I think that’s a healthy way to live.

Have you ever been “stuck” in a tough decision, and you couldn’t figure out what to do? It could be anything from selecting a project team, to considering a new job, to buying a new car to moving to a new house.

Or it could be as simple as deciding what to order for dinner.

  • There’s more than one option, and there are advantages and disadvantages to each one.
  • You’re afraid that if you make the wrong choice, you’ll regret it later.
  • You’ve asked others for advice, and everyone tells you something different.
  • You’re worried what others will think if you make either choice.

Somebody called it “paralysis by analysis.” It’s when you don’t want to make a mistake, so you don’t make a decision.

The fear of regret keeps you from moving forward, so you get stuck in neutral.

If one choice has an outcome that’s obviously better than the other, it’s a no-brainer. But what should you do when both options would be OK?

  • You study both sides.
  • You consider what you’ll gain from making either choice.
  • You consider what you’ll lose from making either choice.
  • You take a walk to clear your head.
  • If the options are still about equal, you follow a simple principle:

Don’t worry about making the right decision.

Make a decision, then make it right.

Once you make the choice, don’t look back.

Sure, you’ll miss the benefits of the other choice. But once the decision is final, it frees you to put 100% of your energy into making that decision the best choice.

It’s time to put down the menu and enjoy the meal.

Senior Consultant at FranklinCovey; Speaker, Author of 5 books – including “People Can’t Drive You Crazy If You Don’t Give Them the Keys,” “I Wish He Had Come With Instructions,” and “Dealing With the Elephant in the Room.” (See Book page)

  • T

    I understand paralysis by analysis.
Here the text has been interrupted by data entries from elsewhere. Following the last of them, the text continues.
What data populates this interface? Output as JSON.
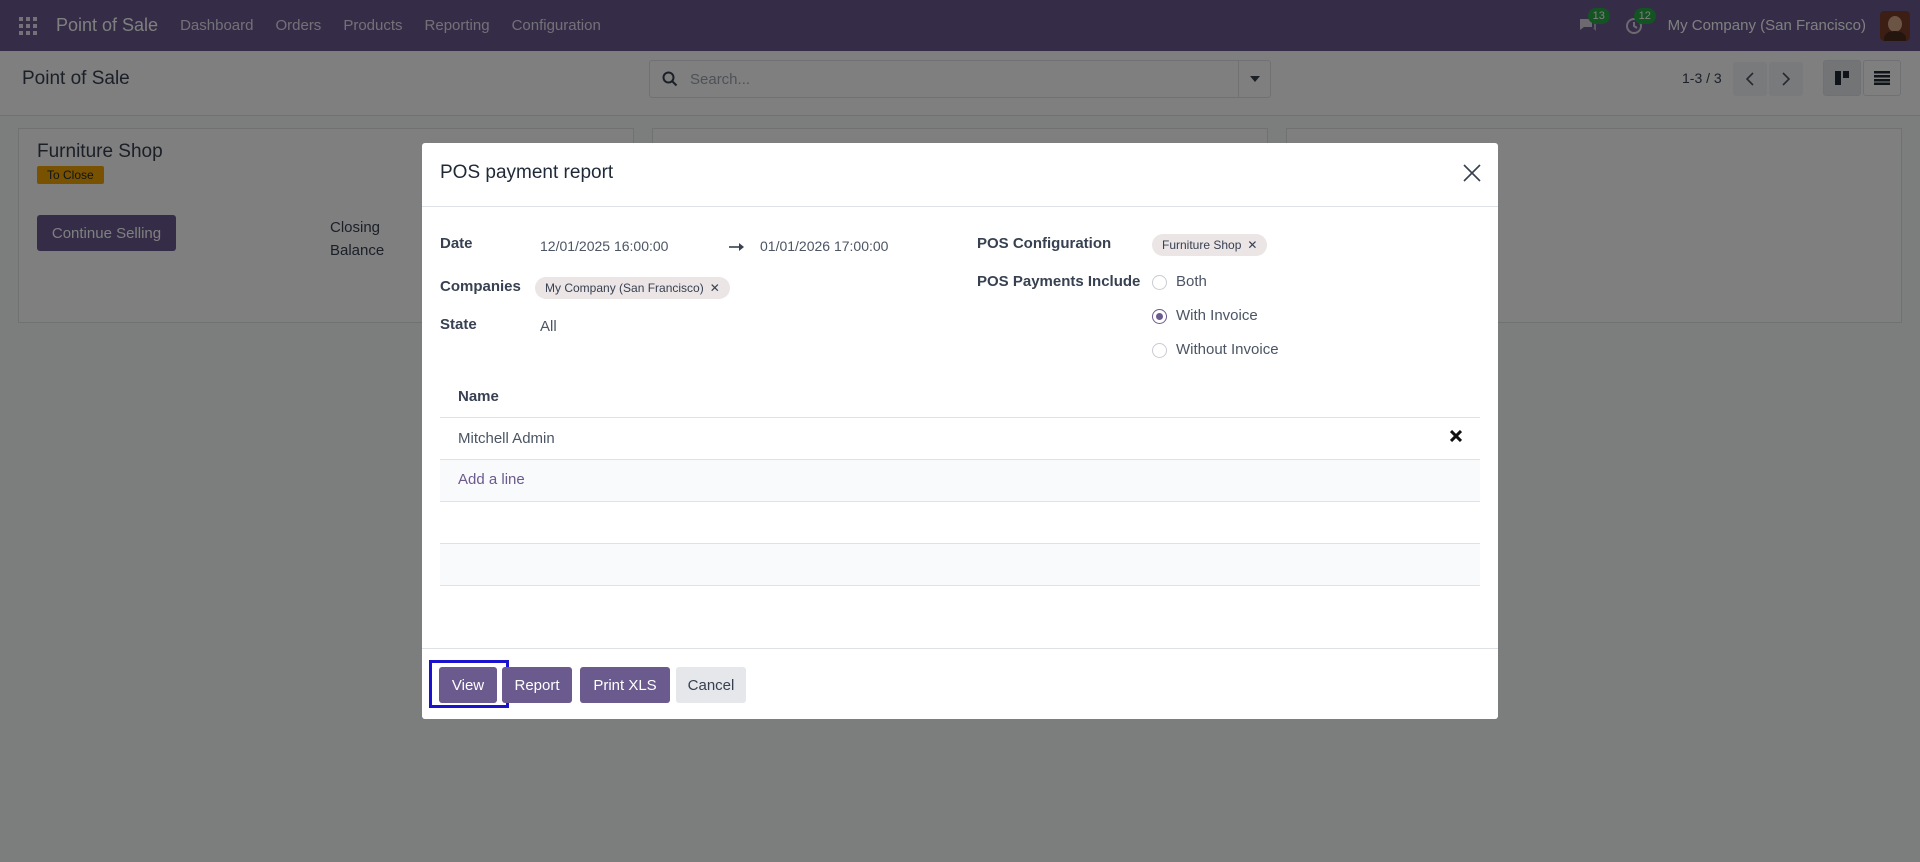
{
  "navbar": {
    "app_name": "Point of Sale",
    "menu": [
      "Dashboard",
      "Orders",
      "Products",
      "Reporting",
      "Configuration"
    ],
    "messages_count": "13",
    "activities_count": "12",
    "company": "My Company (San Francisco)"
  },
  "control": {
    "title": "Point of Sale",
    "search_placeholder": "Search...",
    "pager": "1-3 / 3"
  },
  "card": {
    "name": "Furniture Shop",
    "status": "To Close",
    "continue_label": "Continue Selling",
    "closing_label": "Closing Balance"
  },
  "modal": {
    "title": "POS payment report",
    "date_label": "Date",
    "date_from": "12/01/2025 16:00:00",
    "date_to": "01/01/2026 17:00:00",
    "companies_label": "Companies",
    "company_tag": "My Company (San Francisco)",
    "state_label": "State",
    "state_value": "All",
    "pos_config_label": "POS Configuration",
    "pos_config_tag": "Furniture Shop",
    "payments_include_label": "POS Payments Include",
    "payment_options": [
      "Both",
      "With Invoice",
      "Without Invoice"
    ],
    "payment_selected": "With Invoice",
    "table_header": "Name",
    "rows": [
      "Mitchell Admin"
    ],
    "add_line": "Add a line",
    "buttons": {
      "view": "View",
      "report": "Report",
      "print_xls": "Print XLS",
      "cancel": "Cancel"
    }
  }
}
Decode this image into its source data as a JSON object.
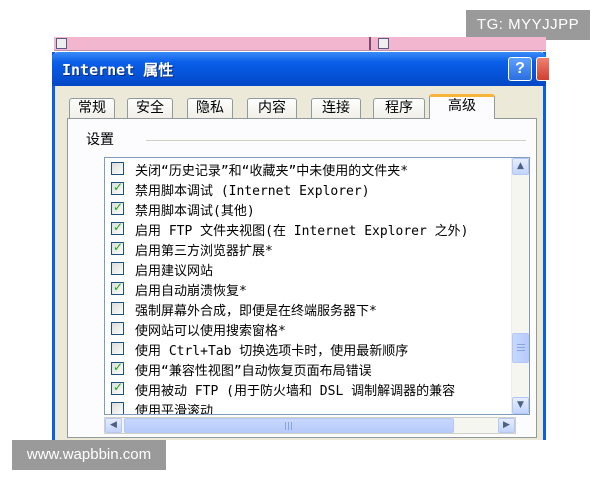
{
  "watermarks": {
    "top": "TG: MYYJJPP",
    "bottom": "www.wapbbin.com"
  },
  "window": {
    "title": "Internet 属性",
    "help_label": "?"
  },
  "tabs": [
    "常规",
    "安全",
    "隐私",
    "内容",
    "连接",
    "程序",
    "高级"
  ],
  "active_tab": "高级",
  "settings": {
    "group_label": "设置",
    "items": [
      {
        "label": "关闭“历史记录”和“收藏夹”中未使用的文件夹*",
        "checked": false
      },
      {
        "label": "禁用脚本调试 (Internet Explorer)",
        "checked": true
      },
      {
        "label": "禁用脚本调试(其他)",
        "checked": true
      },
      {
        "label": "启用 FTP 文件夹视图(在 Internet Explorer 之外)",
        "checked": true
      },
      {
        "label": "启用第三方浏览器扩展*",
        "checked": true
      },
      {
        "label": "启用建议网站",
        "checked": false
      },
      {
        "label": "启用自动崩溃恢复*",
        "checked": true
      },
      {
        "label": "强制屏幕外合成，即便是在终端服务器下*",
        "checked": false
      },
      {
        "label": "使网站可以使用搜索窗格*",
        "checked": false
      },
      {
        "label": "使用 Ctrl+Tab 切换选项卡时，使用最新顺序",
        "checked": false
      },
      {
        "label": "使用“兼容性视图”自动恢复页面布局错误",
        "checked": true
      },
      {
        "label": "使用被动 FTP (用于防火墙和 DSL 调制解调器的兼容",
        "checked": true
      },
      {
        "label": "使用平滑滚动",
        "checked": false
      }
    ]
  },
  "icons": {
    "scroll_up": "up-arrow-icon",
    "scroll_down": "down-arrow-icon",
    "scroll_left": "left-arrow-icon",
    "scroll_right": "right-arrow-icon",
    "check": "checkmark-icon"
  },
  "colors": {
    "title_bar": "#0a5ee8",
    "active_tab_accent": "#f9b43a",
    "check": "#21a121"
  }
}
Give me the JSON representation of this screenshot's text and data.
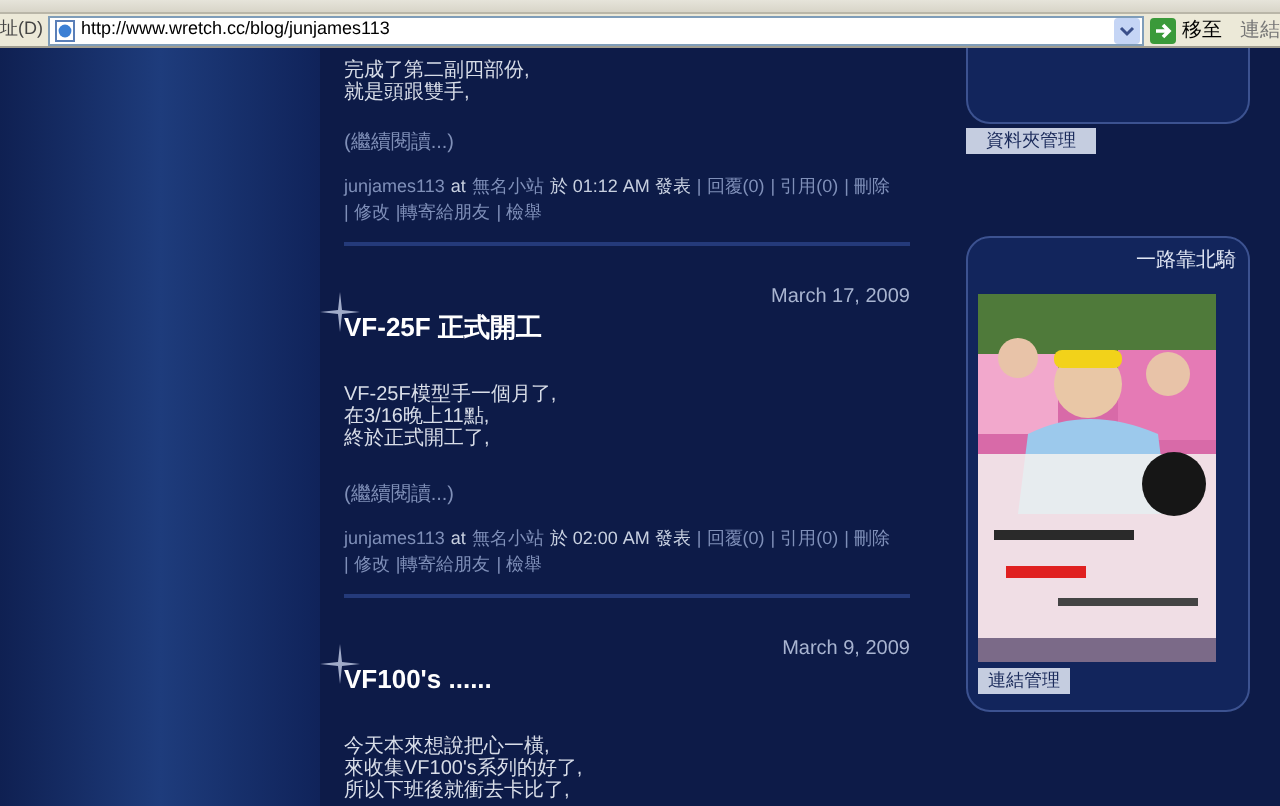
{
  "browser": {
    "address_label": "址(D)",
    "url": "http://www.wretch.cc/blog/junjames113",
    "go_button": "移至",
    "links_label": "連結"
  },
  "posts": [
    {
      "kind": "partial",
      "body": [
        "完成了第二副四部份,",
        "就是頭跟雙手,"
      ],
      "read_more": "(繼續閱讀...)",
      "meta": {
        "author": "junjames113",
        "at": "at",
        "site": "無名小站",
        "time": "於 01:12 AM 發表",
        "actions": [
          "| 回覆(0)",
          "| 引用(0)",
          "| 刪除",
          "| 修改",
          "|轉寄給朋友",
          "| 檢舉"
        ]
      }
    },
    {
      "kind": "full",
      "date": "March 17, 2009",
      "title": "VF-25F 正式開工",
      "body": [
        "VF-25F模型手一個月了,",
        "在3/16晚上11點,",
        "終於正式開工了,"
      ],
      "read_more": "(繼續閱讀...)",
      "meta": {
        "author": "junjames113",
        "at": "at",
        "site": "無名小站",
        "time": "於 02:00 AM 發表",
        "actions": [
          "| 回覆(0)",
          "| 引用(0)",
          "| 刪除",
          "| 修改",
          "|轉寄給朋友",
          "| 檢舉"
        ]
      }
    },
    {
      "kind": "full",
      "date": "March 9, 2009",
      "title": "VF100's ......",
      "body": [
        "今天本來想說把心一橫,",
        "來收集VF100's系列的好了,",
        "所以下班後就衝去卡比了,"
      ]
    }
  ],
  "sidebar": {
    "folder_button": "資料夾管理",
    "panel": {
      "title": "一路靠北騎",
      "button": "連結管理"
    }
  }
}
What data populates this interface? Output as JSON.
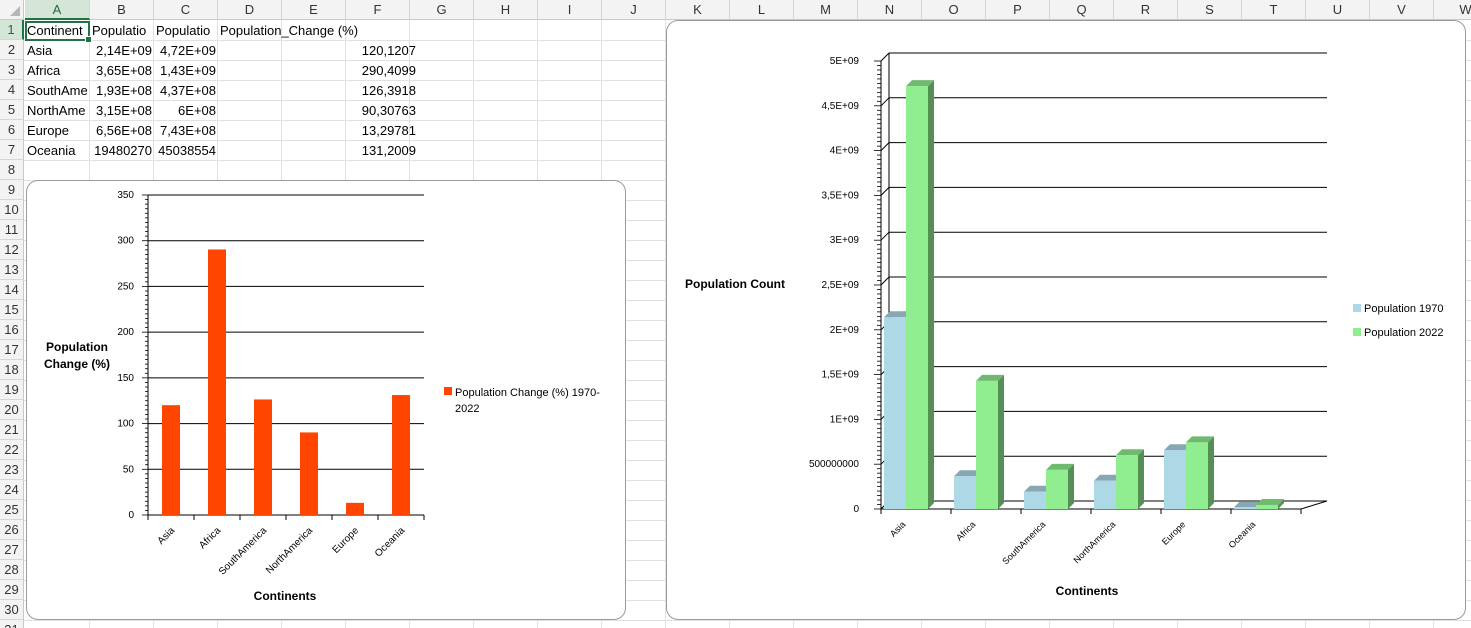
{
  "sheet": {
    "columns": [
      "A",
      "B",
      "C",
      "D",
      "E",
      "F",
      "G",
      "H",
      "I",
      "J",
      "K",
      "L",
      "M",
      "N",
      "O",
      "P",
      "Q",
      "R",
      "S",
      "T",
      "U",
      "V",
      "W"
    ],
    "rows": [
      "1",
      "2",
      "3",
      "4",
      "5",
      "6",
      "7",
      "8",
      "9",
      "10",
      "11",
      "12",
      "13",
      "14",
      "15",
      "16",
      "17",
      "18",
      "19",
      "20",
      "21",
      "22",
      "23",
      "24",
      "25",
      "26",
      "27",
      "28",
      "29",
      "30",
      "31"
    ],
    "selected_cell": "A1",
    "header_row": [
      "Continent",
      "Populatio",
      "Populatio",
      "Population_Change (%)"
    ],
    "data_rows": [
      [
        "Asia",
        "2,14E+09",
        "4,72E+09",
        "120,1207"
      ],
      [
        "Africa",
        "3,65E+08",
        "1,43E+09",
        "290,4099"
      ],
      [
        "SouthAme",
        "1,93E+08",
        "4,37E+08",
        "126,3918"
      ],
      [
        "NorthAme",
        "3,15E+08",
        "6E+08",
        "90,30763"
      ],
      [
        "Europe",
        "6,56E+08",
        "7,43E+08",
        "13,29781"
      ],
      [
        "Oceania",
        "19480270",
        "45038554",
        "131,2009"
      ]
    ]
  },
  "colors": {
    "change_bar": "#ff4500",
    "pop1970": "#add8e6",
    "pop2022": "#90ee90",
    "selection": "#217346"
  },
  "chart_data": [
    {
      "type": "bar",
      "categories": [
        "Asia",
        "Africa",
        "SouthAmerica",
        "NorthAmerica",
        "Europe",
        "Oceania"
      ],
      "series": [
        {
          "name": "Population Change (%) 1970-2022",
          "values": [
            120.12,
            290.41,
            126.39,
            90.31,
            13.3,
            131.2
          ]
        }
      ],
      "title": "",
      "xlabel": "Continents",
      "ylabel": "Population Change (%)",
      "ylim": [
        0,
        350
      ],
      "yticks": [
        "0",
        "50",
        "100",
        "150",
        "200",
        "250",
        "300",
        "350"
      ],
      "grid": true,
      "legend": "right"
    },
    {
      "type": "bar",
      "categories": [
        "Asia",
        "Africa",
        "SouthAmerica",
        "NorthAmerica",
        "Europe",
        "Oceania"
      ],
      "series": [
        {
          "name": "Population 1970",
          "values": [
            2140000000,
            365000000,
            193000000,
            315000000,
            656000000,
            19480270
          ]
        },
        {
          "name": "Population 2022",
          "values": [
            4720000000,
            1430000000,
            437000000,
            600000000,
            743000000,
            45038554
          ]
        }
      ],
      "title": "",
      "xlabel": "Continents",
      "ylabel": "Population Count",
      "ylim": [
        0,
        5000000000
      ],
      "yticks": [
        "0",
        "500000000",
        "1E+09",
        "1,5E+09",
        "2E+09",
        "2,5E+09",
        "3E+09",
        "3,5E+09",
        "4E+09",
        "4,5E+09",
        "5E+09"
      ],
      "grid": true,
      "legend": "right",
      "style": "3d"
    }
  ]
}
My DH remarks on it lovingly about me from time to time. There’s also “act in haste, repent in leisure.” It’s the balancing act that can be tricky. Choosing your own lunch, affects you, choosing a couch affects the household. Emergency surgery v elective surgery is going to be at different response times, obviously or I hope. So while on the one hand, I think you’re right about making decisions and moving forward (avoiding unnecessary procrastination) that doesn’t mean one should take the first one that pops up in someone’s head and devote thousands of hours researching and justifying a costly, foolish, and unworkable plan, when a much better idea would have presented itself with a little forethought. I see too much of the “forcing forward bad ideas” lately, but maybe they lack the time to think on the important things, because they’re too busy reading the menu.

    • Thanks for your thoughts. Interesting points. I’m sure it depends on what the issue is . . . and I agree that it’s easy to rush to an inappropriate decision. I guess some people need to make decisions quicker, and others need to make decisions slower!